Monday, September 17, 2012

The Wanderer

By Fritz Leiber
Rating: **
When I first started reading sci fi from the fifties and sixties, a recurring problem I saw was that the ideas the authors came up with were really interesting and exciting to read about, but the actual writing was bad. In some cases, the ideas were good enough and the writing decent enough that I could really enjoy myself. With other writers (I'm looking at you, Heinlein), I just couldn't do it. A lot of times I would get done reading something (or stop reading partway), and sigh to myself thinking that it was a really good idea, poorly executed.

Which sums up a lot of science fiction. A textbook example of this phenomena is 1965's The Wanderer. The idea is, an earth-sized planet shows up literally out of nowhere, and parks itself next to the moon. It doesn't come crashing down to Earth. It doesn't blow up the planet. There's no fleet of invading aliens. It just kind of sits there. Rotating. Most of the action of the book results from the the earthquakes, tidal waves, and resulting fires, floods, storms, and general chaos the planet's gravity creates.

This is an idea I've never seen before, or heard of before. Mostly because it's a ridiculous idea; but it's science fiction, and sometimes ridiculous things happen. And that's a large part of why I love science fiction.

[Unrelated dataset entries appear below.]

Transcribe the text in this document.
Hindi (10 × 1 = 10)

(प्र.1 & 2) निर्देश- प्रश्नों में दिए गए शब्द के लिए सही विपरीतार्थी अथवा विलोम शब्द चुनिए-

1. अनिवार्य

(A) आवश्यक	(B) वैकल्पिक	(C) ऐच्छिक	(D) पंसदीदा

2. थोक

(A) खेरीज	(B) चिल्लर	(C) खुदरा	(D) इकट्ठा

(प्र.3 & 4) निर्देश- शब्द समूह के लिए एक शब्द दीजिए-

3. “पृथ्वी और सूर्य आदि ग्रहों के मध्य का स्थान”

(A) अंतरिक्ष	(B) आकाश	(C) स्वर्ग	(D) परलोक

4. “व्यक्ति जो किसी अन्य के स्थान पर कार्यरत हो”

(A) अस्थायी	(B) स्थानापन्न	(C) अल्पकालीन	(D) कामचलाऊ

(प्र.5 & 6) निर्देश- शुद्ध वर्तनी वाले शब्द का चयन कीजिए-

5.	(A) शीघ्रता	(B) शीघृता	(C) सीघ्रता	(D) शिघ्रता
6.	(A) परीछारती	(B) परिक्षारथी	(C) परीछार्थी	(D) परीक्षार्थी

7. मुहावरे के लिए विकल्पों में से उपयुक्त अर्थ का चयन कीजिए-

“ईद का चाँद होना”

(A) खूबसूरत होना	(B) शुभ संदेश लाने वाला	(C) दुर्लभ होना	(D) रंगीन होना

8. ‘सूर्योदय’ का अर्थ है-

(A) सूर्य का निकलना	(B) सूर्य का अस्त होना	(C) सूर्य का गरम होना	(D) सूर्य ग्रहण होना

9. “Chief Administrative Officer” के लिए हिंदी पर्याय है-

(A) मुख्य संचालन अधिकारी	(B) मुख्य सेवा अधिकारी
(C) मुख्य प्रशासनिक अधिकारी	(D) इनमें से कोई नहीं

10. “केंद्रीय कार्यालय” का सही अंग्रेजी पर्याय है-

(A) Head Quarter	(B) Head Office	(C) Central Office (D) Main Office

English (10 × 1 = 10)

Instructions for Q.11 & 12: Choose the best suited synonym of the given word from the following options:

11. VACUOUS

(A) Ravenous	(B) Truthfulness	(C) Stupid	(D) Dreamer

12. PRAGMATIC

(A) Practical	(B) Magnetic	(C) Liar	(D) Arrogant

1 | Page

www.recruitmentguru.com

The problem, as I said before, is in the execution. The author wants to show the effect that this would have to people all over the world, in every setting imaginable. The middle of the ocean, a plane in mid-air, along the coastline of an incredibly flat penensula, along a coast that already has regular earthquakes, the top of a sky scraper, in a subway station, and probably several more that I'm forgetting. Which makes sense, really; it's a catastrophe that's going to affect ever part of Earth. It's an ambitious task, but the author really isn't up to the task of juggling that many characters. I didn't find myself caring about any of the characters, largely because most of them were more caricatures than characters. There's the "weed brothers" in New York City, who's defining characteristic is that they smoke weed. There's the black servants in Florida who are more concerned with what people will think of their treatment of their white employer, than with their own safety. There's a would-be actress who tries to find a way to turn this catastrophe into an opportunity to get into film. There's a meteorologist who's too old and set in his ways to believe the reports of extraordinary weather and tides caused by the new planet. And on, and on, and the book describes all of these characters with roughly the same level of attention, care, and depth that I just gave them.

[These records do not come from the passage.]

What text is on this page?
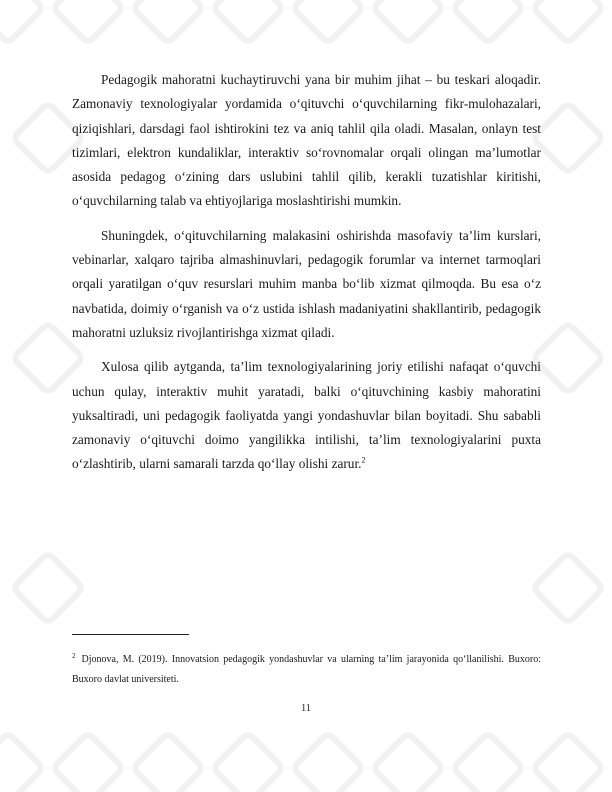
Pedagogik mahoratni kuchaytiruvchi yana bir muhim jihat – bu teskari aloqadir. Zamonaviy texnologiyalar yordamida o‘qituvchi o‘quvchilarning fikr-mulohazalari, qiziqishlari, darsdagi faol ishtirokini tez va aniq tahlil qila oladi. Masalan, onlayn test tizimlari, elektron kundaliklar, interaktiv so‘rovnomalar orqali olingan ma’lumotlar asosida pedagog o‘zining dars uslubini tahlil qilib, kerakli tuzatishlar kiritishi, o‘quvchilarning talab va ehtiyojlariga moslashtirishi mumkin.

Shuningdek, o‘qituvchilarning malakasini oshirishda masofaviy ta’lim kurslari, vebinarlar, xalqaro tajriba almashinuvlari, pedagogik forumlar va internet tarmoqlari orqali yaratilgan o‘quv resurslari muhim manba bo‘lib xizmat qilmoqda. Bu esa o‘z navbatida, doimiy o‘rganish va o‘z ustida ishlash madaniyatini shakllantirib, pedagogik mahoratni uzluksiz rivojlantirishga xizmat qiladi.

Xulosa qilib aytganda, ta’lim texnologiyalarining joriy etilishi nafaqat o‘quvchi uchun qulay, interaktiv muhit yaratadi, balki o‘qituvchining kasbiy mahoratini yuksaltiradi, uni pedagogik faoliyatda yangi yondashuvlar bilan boyitadi. Shu sababli zamonaviy o‘qituvchi doimo yangilikka intilishi, ta’lim texnologiyalarini puxta o‘zlashtirib, ularni samarali tarzda qo‘llay olishi zarur.$^2$

$^2$ Djonova, M. (2019). Innovatsion pedagogik yondashuvlar va ularning ta’lim jarayonida qo‘llanilishi. Buxoro: Buxoro davlat universiteti.

11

Characterization aside, there's more to the book that I could criticize. It's just cheesy at places; there's a green cat/human hybrid alien who calls herself Tigerishka, speaks broken English, and has sex with a daring male adventurer, even though Fritz Leiber (as far as I can tell) never had anything to do with Star Trek. The character motivation is baffling at times, which is odd since staying alive during natural disasters is so obvious and straightforward. The author, for the most part, ignores this. He decides that his main group of characters will spend the entirety of the novel trying to go talk to a scientist. Presumably so that the scientist can science the planet away. Or something. When they finally get to the scientist, does it resolve anything? Of course not. What is one scientist going to do about a giant planet hogging the sky? What could he possibly do in this situation? Why did this group not ask themselves these questions?

It's just not good writing. If I didn't set the unexpectedly-masochistic goal of reading all the Hugo winners, I would've dropped the book at Tigerishka.